Article Text
Abstract
Background Recent times have seen a dramatic expansion of the public profile of neuroscience, which is increasingly invoked in media and policy discussions. Thus far, debate about the social significance of neuroscience’s growing prominence has remained largely speculative, due to a paucity of research directly examining how the lay public engages with neuroscientific ideas. The current study aimed to redress this empirical gap through a qualitative study exploring how laypeople make sense of contemporary brain research.

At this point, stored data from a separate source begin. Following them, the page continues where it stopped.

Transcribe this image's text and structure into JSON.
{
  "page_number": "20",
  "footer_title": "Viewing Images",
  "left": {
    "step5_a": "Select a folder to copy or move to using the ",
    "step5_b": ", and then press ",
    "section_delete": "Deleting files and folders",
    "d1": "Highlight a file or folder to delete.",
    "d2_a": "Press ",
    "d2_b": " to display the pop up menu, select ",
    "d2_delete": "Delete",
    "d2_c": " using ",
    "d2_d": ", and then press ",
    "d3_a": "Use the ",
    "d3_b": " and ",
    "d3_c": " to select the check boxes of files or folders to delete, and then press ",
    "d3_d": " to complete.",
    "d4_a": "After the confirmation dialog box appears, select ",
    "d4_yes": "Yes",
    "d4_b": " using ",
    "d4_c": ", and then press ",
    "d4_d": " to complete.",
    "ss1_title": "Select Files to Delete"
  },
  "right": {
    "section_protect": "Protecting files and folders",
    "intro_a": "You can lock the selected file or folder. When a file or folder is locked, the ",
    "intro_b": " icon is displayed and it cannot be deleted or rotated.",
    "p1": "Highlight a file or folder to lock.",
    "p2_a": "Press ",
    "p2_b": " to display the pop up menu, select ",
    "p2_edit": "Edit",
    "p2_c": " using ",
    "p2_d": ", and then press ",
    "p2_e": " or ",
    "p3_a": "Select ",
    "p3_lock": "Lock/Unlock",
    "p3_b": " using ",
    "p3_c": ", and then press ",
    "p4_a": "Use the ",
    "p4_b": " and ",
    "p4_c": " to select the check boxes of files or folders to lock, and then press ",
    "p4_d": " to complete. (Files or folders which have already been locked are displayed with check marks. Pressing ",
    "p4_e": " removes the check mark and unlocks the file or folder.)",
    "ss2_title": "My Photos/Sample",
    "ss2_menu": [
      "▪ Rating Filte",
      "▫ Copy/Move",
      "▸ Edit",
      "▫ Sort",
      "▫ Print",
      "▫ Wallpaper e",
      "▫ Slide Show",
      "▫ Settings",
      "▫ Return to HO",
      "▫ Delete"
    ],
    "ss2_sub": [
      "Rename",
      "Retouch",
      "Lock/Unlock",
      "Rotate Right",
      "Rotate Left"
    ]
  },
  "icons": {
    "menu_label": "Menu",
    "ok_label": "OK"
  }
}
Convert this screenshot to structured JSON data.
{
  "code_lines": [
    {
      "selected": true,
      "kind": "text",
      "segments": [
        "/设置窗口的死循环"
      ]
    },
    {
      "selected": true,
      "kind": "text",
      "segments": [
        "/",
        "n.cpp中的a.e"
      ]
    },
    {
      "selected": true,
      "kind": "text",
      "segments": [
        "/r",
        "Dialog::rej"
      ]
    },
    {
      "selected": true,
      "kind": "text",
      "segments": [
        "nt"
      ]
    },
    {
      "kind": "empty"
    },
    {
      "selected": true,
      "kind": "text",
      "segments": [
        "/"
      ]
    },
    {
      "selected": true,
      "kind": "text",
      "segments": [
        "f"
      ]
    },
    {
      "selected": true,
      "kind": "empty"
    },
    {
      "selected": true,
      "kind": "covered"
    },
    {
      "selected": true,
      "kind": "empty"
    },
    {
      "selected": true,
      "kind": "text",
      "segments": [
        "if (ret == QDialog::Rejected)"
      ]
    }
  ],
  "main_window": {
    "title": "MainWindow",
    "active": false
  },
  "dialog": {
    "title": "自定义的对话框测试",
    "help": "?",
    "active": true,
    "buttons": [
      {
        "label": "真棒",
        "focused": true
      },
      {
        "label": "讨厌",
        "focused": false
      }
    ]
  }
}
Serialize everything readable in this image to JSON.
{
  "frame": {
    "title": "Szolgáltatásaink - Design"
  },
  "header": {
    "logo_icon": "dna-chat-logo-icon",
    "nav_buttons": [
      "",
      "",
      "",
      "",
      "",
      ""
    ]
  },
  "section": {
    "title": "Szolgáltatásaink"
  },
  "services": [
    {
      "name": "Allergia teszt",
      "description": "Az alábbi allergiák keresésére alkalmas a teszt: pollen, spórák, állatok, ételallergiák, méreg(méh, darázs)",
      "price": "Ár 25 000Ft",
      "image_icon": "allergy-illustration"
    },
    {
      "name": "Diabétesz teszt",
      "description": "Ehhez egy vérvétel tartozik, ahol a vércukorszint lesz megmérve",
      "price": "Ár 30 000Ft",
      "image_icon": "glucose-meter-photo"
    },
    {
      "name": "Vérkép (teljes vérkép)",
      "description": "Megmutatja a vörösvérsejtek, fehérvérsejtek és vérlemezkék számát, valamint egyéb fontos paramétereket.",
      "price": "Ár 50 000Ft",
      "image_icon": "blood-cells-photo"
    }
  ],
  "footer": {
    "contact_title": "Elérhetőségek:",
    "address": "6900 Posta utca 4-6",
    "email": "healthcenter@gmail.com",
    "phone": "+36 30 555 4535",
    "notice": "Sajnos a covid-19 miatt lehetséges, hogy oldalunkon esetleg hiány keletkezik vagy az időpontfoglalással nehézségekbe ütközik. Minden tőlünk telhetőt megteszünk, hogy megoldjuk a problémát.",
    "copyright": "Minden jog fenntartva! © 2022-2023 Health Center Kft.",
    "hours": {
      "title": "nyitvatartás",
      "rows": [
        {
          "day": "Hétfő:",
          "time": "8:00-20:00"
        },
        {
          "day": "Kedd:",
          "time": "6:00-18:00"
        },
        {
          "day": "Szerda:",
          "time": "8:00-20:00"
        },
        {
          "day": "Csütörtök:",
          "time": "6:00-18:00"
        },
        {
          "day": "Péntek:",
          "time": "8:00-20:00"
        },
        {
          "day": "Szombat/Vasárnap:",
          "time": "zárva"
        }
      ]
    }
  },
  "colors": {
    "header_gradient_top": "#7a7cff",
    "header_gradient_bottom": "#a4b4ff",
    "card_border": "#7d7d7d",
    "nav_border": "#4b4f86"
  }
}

Methods Ethical approval was granted by University College London. Semi-structured interviews were conducted with forty-eight London residents. Participants were purposively recruited by a professional research agency to ensure balanced distributions of gender, age and socio-economic status. Interviews began by asking respondents to express their initial, spontaneous responses to the phrase ‘brain research’. These associations were then explored via in-depth interviews that encouraged respondents to elaborate on their understandings of and responses to brain research. Interviews lasted an average of 34 min and were recorded, transcribed and imported into ATLAS.ti for thematic analysis. Analysis involved developing a coding frame that showed acceptable levels of inter-rater agreement, systematically coding all interview text, and using ATLAS.ti’s co-occurrence and networking facilities to develop themes.
Results The first theme extracted from the data captured a general detachment from neuroscience. Most participants strongly asserted that the brain did not surface as an object of thought or conversation in their daily lives, and delegated it to the socially distant ‘other world’ of science. The second theme reflects participants’ sense of how this detachment could be breached: namely, by personal experience of neurological illness. Participants suggested that this was the only context that would make neuroscience personally relevant. Their discussions prioritised neurological over psychiatric forms of pathology, with dementia constituting a particularly salient focus of dread. The foregrounding of pathology constituted the brain as a vulnerable, anxiety-provoking organ, and many respondents indicated that they actively avoided thinking about the brain’s operations for this reason.
Conclusion The research provides a rich and ecologically valid account of how laypeople make sense of contemporary brain research. For this lay sample, ‘brain research’ was predominantly associated with neuropathology, and the anxiety that this elicited prompted widespread disengagement from neuroscience. The analysis therefore suggests that despite the extensive public prominence afforded to neuroscience, brain research remains remote from everyday life.